Apple's Aperture: Smoke With No Fire? By
Mike Pasini, The Imaging Resource
(Friday, May 5, 2006 - 13:46 EDT)
Three recent developments shed a little more light on last week's Aperture rumor.
Last week, Mac rumor site Think Secret published an item headlined "Apple future in question as Apple axes bulk of team." The story claimed Apple had "asked the engineering team behind its Aperture photo editing and management software to leave." Three developments over the last two days shed a brighter light on the situation.
The first was Apple's release of an update to Aperture to address "performance, stability, color correction and display compatibility." The update makes iPhoto imports a little more flexible and eliminates a false error message about unsupported display hardware. More significantly, it also corrects the function of the white balance tool, suggesting someone is minding the store.
At the same time, Rob Galbraith, who has reported extensively on Aperture, addressed the product's status in an item quoting Apple's Kirk Paulsen, senior director of professional applications product marketing.
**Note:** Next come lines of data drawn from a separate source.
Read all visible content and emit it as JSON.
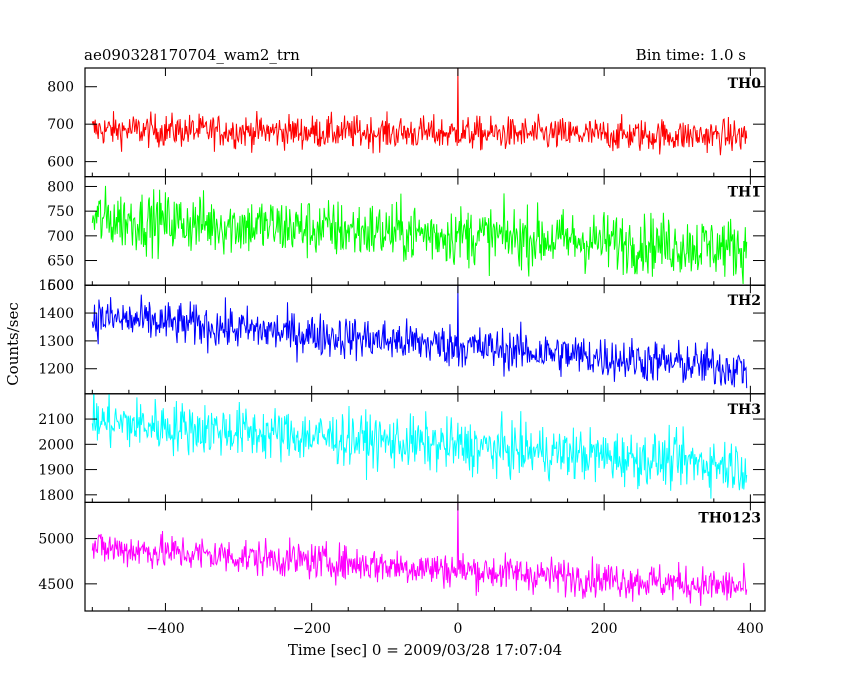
{
  "header": {
    "left_title": "ae090328170704_wam2_trn",
    "right_title": "Bin time: 1.0 s"
  },
  "chart_data": {
    "type": "line",
    "xlabel": "Time [sec] 0 = 2009/03/28 17:07:04",
    "ylabel": "Counts/sec",
    "xlim": [
      -510,
      420
    ],
    "x_range": [
      -500,
      395
    ],
    "x_ticks": [
      -400,
      -200,
      0,
      200,
      400
    ],
    "x_tick_labels": [
      "−400",
      "−200",
      "0",
      "200",
      "400"
    ],
    "panels": [
      {
        "name": "TH0",
        "color": "#ff0000",
        "ylim": [
          560,
          850
        ],
        "y_ticks": [
          600,
          700,
          800
        ],
        "y_tick_labels": [
          "600",
          "700",
          "800"
        ],
        "trend_start": 685,
        "trend_end": 668,
        "noise": 40,
        "spike": {
          "x": 0,
          "y": 850
        }
      },
      {
        "name": "TH1",
        "color": "#00ff00",
        "ylim": [
          600,
          820
        ],
        "y_ticks": [
          600,
          650,
          700,
          750,
          800
        ],
        "y_tick_labels": [
          "600",
          "650",
          "700",
          "750",
          "800"
        ],
        "trend_start": 735,
        "trend_end": 675,
        "noise": 55,
        "spike": null
      },
      {
        "name": "TH2",
        "color": "#0000ff",
        "ylim": [
          1110,
          1500
        ],
        "y_ticks": [
          1200,
          1300,
          1400,
          1500
        ],
        "y_tick_labels": [
          "1200",
          "1300",
          "1400",
          "1500"
        ],
        "trend_start": 1385,
        "trend_end": 1200,
        "noise": 70,
        "spike": {
          "x": 0,
          "y": 1500
        }
      },
      {
        "name": "TH3",
        "color": "#00ffff",
        "ylim": [
          1770,
          2200
        ],
        "y_ticks": [
          1800,
          1900,
          2000,
          2100
        ],
        "y_tick_labels": [
          "1800",
          "1900",
          "2000",
          "2100"
        ],
        "trend_start": 2090,
        "trend_end": 1915,
        "noise": 95,
        "spike": null
      },
      {
        "name": "TH0123",
        "color": "#ff00ff",
        "ylim": [
          4200,
          5400
        ],
        "y_ticks": [
          4500,
          5000
        ],
        "y_tick_labels": [
          "4500",
          "5000"
        ],
        "trend_start": 4900,
        "trend_end": 4460,
        "noise": 180,
        "spike": {
          "x": 0,
          "y": 5400
        }
      }
    ]
  }
}
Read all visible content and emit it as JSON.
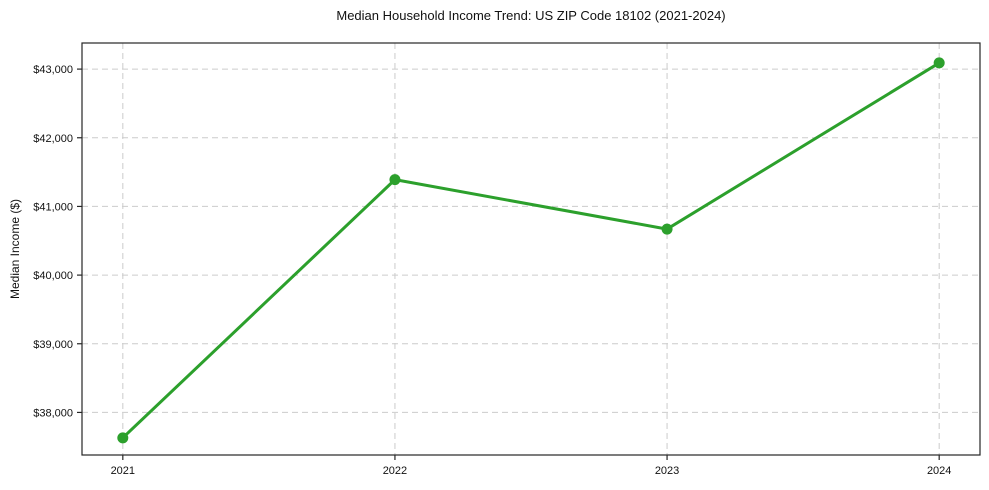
{
  "chart_data": {
    "type": "line",
    "title": "Median Household Income Trend: US ZIP Code 18102 (2021-2024)",
    "xlabel": "",
    "ylabel": "Median Income ($)",
    "x": [
      2021,
      2022,
      2023,
      2024
    ],
    "xtick_labels": [
      "2021",
      "2022",
      "2023",
      "2024"
    ],
    "series": [
      {
        "name": "Median Income",
        "values": [
          37630,
          41390,
          40670,
          43090
        ],
        "color": "#2ca02c"
      }
    ],
    "yticks": [
      38000,
      39000,
      40000,
      41000,
      42000,
      43000
    ],
    "ytick_labels": [
      "$38,000",
      "$39,000",
      "$40,000",
      "$41,000",
      "$42,000",
      "$43,000"
    ],
    "ylim": [
      37380,
      43380
    ],
    "xlim": [
      2020.85,
      2024.15
    ],
    "grid": true,
    "legend_position": "none",
    "colors": {
      "line": "#2ca02c",
      "grid": "#cccccc",
      "spine": "#262626",
      "background": "#ffffff"
    }
  }
}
According to the Paulsen, "Reports of Apple reducing its commitment to Aperture are totally false," Paulsen told Galbraith. "In fact, we've got more people working on Aperture right now than ever before."
And today, John Gruber at Daring Fireball has published under the headline 'More Aperture Dirt' his discussion with one of the developers from the original Aperture engineering team. Gruber's source claims no one from the original team was fired but most did leave the project, moving on to other projects within Apple or other companies.
The source also said the Aperture team grew "grew from about 20 to 150 in just a few weeks, comprising about 100 engineers, 40 QA people, and the rest manager types. And not surprisingly, this is precisely when things went from bad to worse with regard to the quality of the product."
But those additions were "borrowed talent from other 'Pro app' product teams" helping get Aperture 1.0 out the door. The current engineering team predates the departure of the original, so "the product's future was never in jeopardy," Gruber's source explained.